Their proposed scheme (dubbed Library Paternship) could easily fold into mission-aligned funding exchanges like LYRASIS’s OACIP. Even a badging system would make sense.

More on this project soon.

Scopus + arXiv

From Arxiv’s blog last week:

New among the membership benefits that all institutions receive, is access to a personalized digital dashboard, containing an overview of the articles their researchers have posted on the platform. […] To provide this information, arXiv is partnering with Scopus to optimize that publication data and increase institution’s visibility of their researcher contributions.
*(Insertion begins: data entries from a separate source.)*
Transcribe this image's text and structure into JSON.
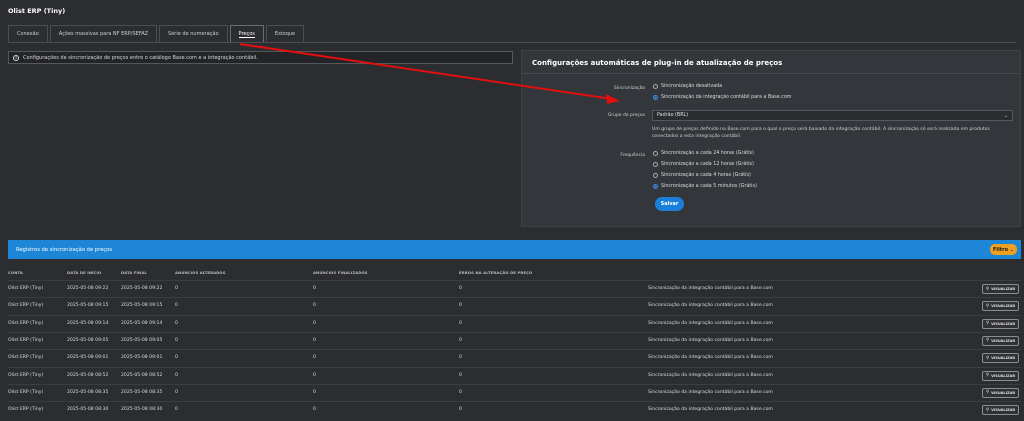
{
  "app": {
    "title": "Olist ERP (Tiny)"
  },
  "tabs": [
    {
      "label": "Conexão",
      "active": false
    },
    {
      "label": "Ações massivas para NF ERP/SEFAZ",
      "active": false
    },
    {
      "label": "Série de numeração",
      "active": false
    },
    {
      "label": "Preços",
      "active": true
    },
    {
      "label": "Estoque",
      "active": false
    }
  ],
  "info": {
    "icon": "info-icon",
    "text": "Configurações de sincronização de preços entre o catálogo Base.com e a integração contábil."
  },
  "config": {
    "title": "Configurações automáticas de plug-in de atualização de preços",
    "sync_label": "Sincronização",
    "sync_options": [
      {
        "label": "Sincronização desativada",
        "checked": false
      },
      {
        "label": "Sincronização da integração contábil para a Base.com",
        "checked": true
      }
    ],
    "group_label": "Grupo de preços",
    "group_value": "Padrão (BRL)",
    "help_text": "Um grupo de preços definido na Base.com para o qual o preço será baixado da integração contábil. A sincronização só será realizada em produtos conectados a esta integração contábil.",
    "freq_label": "Frequência",
    "freq_options": [
      {
        "label": "Sincronização a cada 24 horas (Grátis)",
        "checked": false
      },
      {
        "label": "Sincronização a cada 12 horas (Grátis)",
        "checked": false
      },
      {
        "label": "Sincronização a cada 4 horas (Grátis)",
        "checked": false
      },
      {
        "label": "Sincronização a cada 5 minutos (Grátis)",
        "checked": true
      }
    ],
    "save_label": "Salvar"
  },
  "log": {
    "title": "Registros de sincronização de preços",
    "filter_label": "Filtro ⌄",
    "columns": [
      "CONTA",
      "DATA DE INÍCIO",
      "DATA FINAL",
      "ANÚNCIOS ALTERADOS",
      "ANÚNCIOS FINALIZADOS",
      "ERROS NA ALTERAÇÃO DE PREÇO"
    ],
    "view_label": "VISUALIZAR",
    "rows": [
      {
        "account": "Olist ERP (Tiny)",
        "start": "2025-05-08 09:22",
        "end": "2025-05-08 09:22",
        "changed": "0",
        "finished": "0",
        "errors": "0",
        "desc": "Sincronização da integração contábil para a Base.com"
      },
      {
        "account": "Olist ERP (Tiny)",
        "start": "2025-05-08 09:15",
        "end": "2025-05-08 09:15",
        "changed": "0",
        "finished": "0",
        "errors": "0",
        "desc": "Sincronização da integração contábil para a Base.com"
      },
      {
        "account": "Olist ERP (Tiny)",
        "start": "2025-05-08 09:14",
        "end": "2025-05-08 09:14",
        "changed": "0",
        "finished": "0",
        "errors": "0",
        "desc": "Sincronização da integração contábil para a Base.com"
      },
      {
        "account": "Olist ERP (Tiny)",
        "start": "2025-05-08 09:05",
        "end": "2025-05-08 09:05",
        "changed": "0",
        "finished": "0",
        "errors": "0",
        "desc": "Sincronização da integração contábil para a Base.com"
      },
      {
        "account": "Olist ERP (Tiny)",
        "start": "2025-05-08 09:01",
        "end": "2025-05-08 09:01",
        "changed": "0",
        "finished": "0",
        "errors": "0",
        "desc": "Sincronização da integração contábil para a Base.com"
      },
      {
        "account": "Olist ERP (Tiny)",
        "start": "2025-05-08 08:52",
        "end": "2025-05-08 08:52",
        "changed": "0",
        "finished": "0",
        "errors": "0",
        "desc": "Sincronização da integração contábil para a Base.com"
      },
      {
        "account": "Olist ERP (Tiny)",
        "start": "2025-05-08 08:35",
        "end": "2025-05-08 08:35",
        "changed": "0",
        "finished": "0",
        "errors": "0",
        "desc": "Sincronização da integração contábil para a Base.com"
      },
      {
        "account": "Olist ERP (Tiny)",
        "start": "2025-05-08 08:30",
        "end": "2025-05-08 08:30",
        "changed": "0",
        "finished": "0",
        "errors": "0",
        "desc": "Sincronização da integração contábil para a Base.com"
      }
    ]
  },
  "colors": {
    "accent": "#1d86d6",
    "filter": "#f0a020",
    "annotation": "#e01010"
  }
}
Yikes: arXiv in bed with Elsevier. As arXiv later clarified, Scopus is using arXiv’s open APIs, so there’s no private data capture. As Open Book Publishers’ Rupert Gatti wrote on Twitter:

The additional info is helpful – suggesting that Scopus is using the open api as anybody else can. But what does it mean that Scopus was ‘selected’ to provide submission data? Could another entity (eg @OpenAlex_org) provide an alternative for you? any Scopus exclusivity clause?

Jeff Pooley is professor of media & communication at Muhlenberg College and director of mediastudies.press, an open access scholarly publisher.